Kids would be kids. Jihye had lived through twice her lifetime at that point, she was certain that she knew better.
It was all tolerable.
Then it wasn't.
"Jihye-ya, skipping school again?"
Jihye dragged herself to the side of her bed, tilting her phone receiver to her face.
"What's it to you, unnie."
"Nothing. I mean," Heewon sighed. "Do what you want. Who cares, at this point."
"You should be scolding me."
"Maybe." A dry laugh. "Guess I'm tired too?"
Jihye hummed and closed her eyes.
Five more group projects with students living in a different reality.
Two years, then exams. Graduation. College, if she could make it in. An undergraduate degree for four years. Then...
"I'm off to work. See you, Jihye-ya."
"Mm."
Then what?
Jihye hung up the call, and swiped open one of her chats to text a quick message to her teacher.
Sorry Miss, I forgot to do the report, I'll hand it in tomo_
She stared at her screen.
Sorry Miss, I forg_
Excuse me ma'am, I'm texting you to inform you that my report submission will be delayed by a few_
_
She turned off her phone, and tossed an arm over her face.
"Jihye-ya."
Dokja looked a lot better than he did the last time she saw him.

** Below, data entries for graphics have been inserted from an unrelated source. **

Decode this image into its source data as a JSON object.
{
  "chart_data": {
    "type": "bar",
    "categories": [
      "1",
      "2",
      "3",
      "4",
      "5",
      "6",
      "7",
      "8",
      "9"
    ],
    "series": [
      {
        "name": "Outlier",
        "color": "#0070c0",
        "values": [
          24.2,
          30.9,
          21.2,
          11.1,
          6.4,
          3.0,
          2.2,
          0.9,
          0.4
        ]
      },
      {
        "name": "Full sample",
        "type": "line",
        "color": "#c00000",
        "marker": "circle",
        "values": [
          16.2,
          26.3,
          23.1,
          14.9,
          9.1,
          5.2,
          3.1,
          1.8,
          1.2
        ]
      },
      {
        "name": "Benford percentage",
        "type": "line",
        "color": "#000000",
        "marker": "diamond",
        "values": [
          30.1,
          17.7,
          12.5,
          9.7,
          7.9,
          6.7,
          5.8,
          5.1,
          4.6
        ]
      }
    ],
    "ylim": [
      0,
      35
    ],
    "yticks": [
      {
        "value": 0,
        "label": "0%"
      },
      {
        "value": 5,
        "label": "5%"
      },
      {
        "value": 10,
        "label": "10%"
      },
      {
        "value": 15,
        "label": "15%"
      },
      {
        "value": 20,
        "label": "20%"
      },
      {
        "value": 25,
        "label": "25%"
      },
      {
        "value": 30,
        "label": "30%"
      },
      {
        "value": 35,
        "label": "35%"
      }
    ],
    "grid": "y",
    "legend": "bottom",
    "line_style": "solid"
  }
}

Jihye shuffled into the room, closing the hospital door behind her. Her school uniform was crinkled. She wouldn't be surprised if it had a strange odour. The last time she changed was a few days ago.
"Ahjussi. Hey."
Dokja wasn't really looking at her beforehand. His eyes were always blank, even if they stared right at the person he was talking to. As if looking at something far away, a space that wasn't really there.
Perhaps her tone was so tired that he found it unordinary. She noticed his irises focus back on her. The her in the present.
"It's been a while. What's wrong?"
What's wrong, instead of How are you, or How have you been. Maybe she really looked like a mess.
"I mean, I figured I'd ask you, because maybe you thought this way. Or like. You did it more often than-" she waved her hands in an awkward motion. "I dunno. Than the others."
What kind of face was he making at her right now? She wasn't really sure. She fixed her gaze to the ground, and continued.
"So I wanted to ask you."
"I'm listening."
He gestured towards the chair next to his bed. She didn't move.
"Why... Did you choose to come back?"
It was such a... Strange, cruel question. She shook her head.
"Sorry, I meant... Why did you live? Like why... Why didn't you stay dead?"
"Jihye-ya," his voice was still, confused. Lost. "What are you saying?"
She had no reason to study. She fought with her life on the line. She loved so fervently, she lost so much. If the start of the universe was a void, and the end was a wall guarded with beings that made up the night sky, if she surpassed that wall and traversed beyond it, and saved what was left of what she could save, then...
"Why shouldn't I die?"
She asked him something that she hoped he had found the answer to, during those millions of years he lived through in that empty train cabin.
"Why... Do I need to stay alive?"
She prayed he would have an answer, so she wouldn't have to die.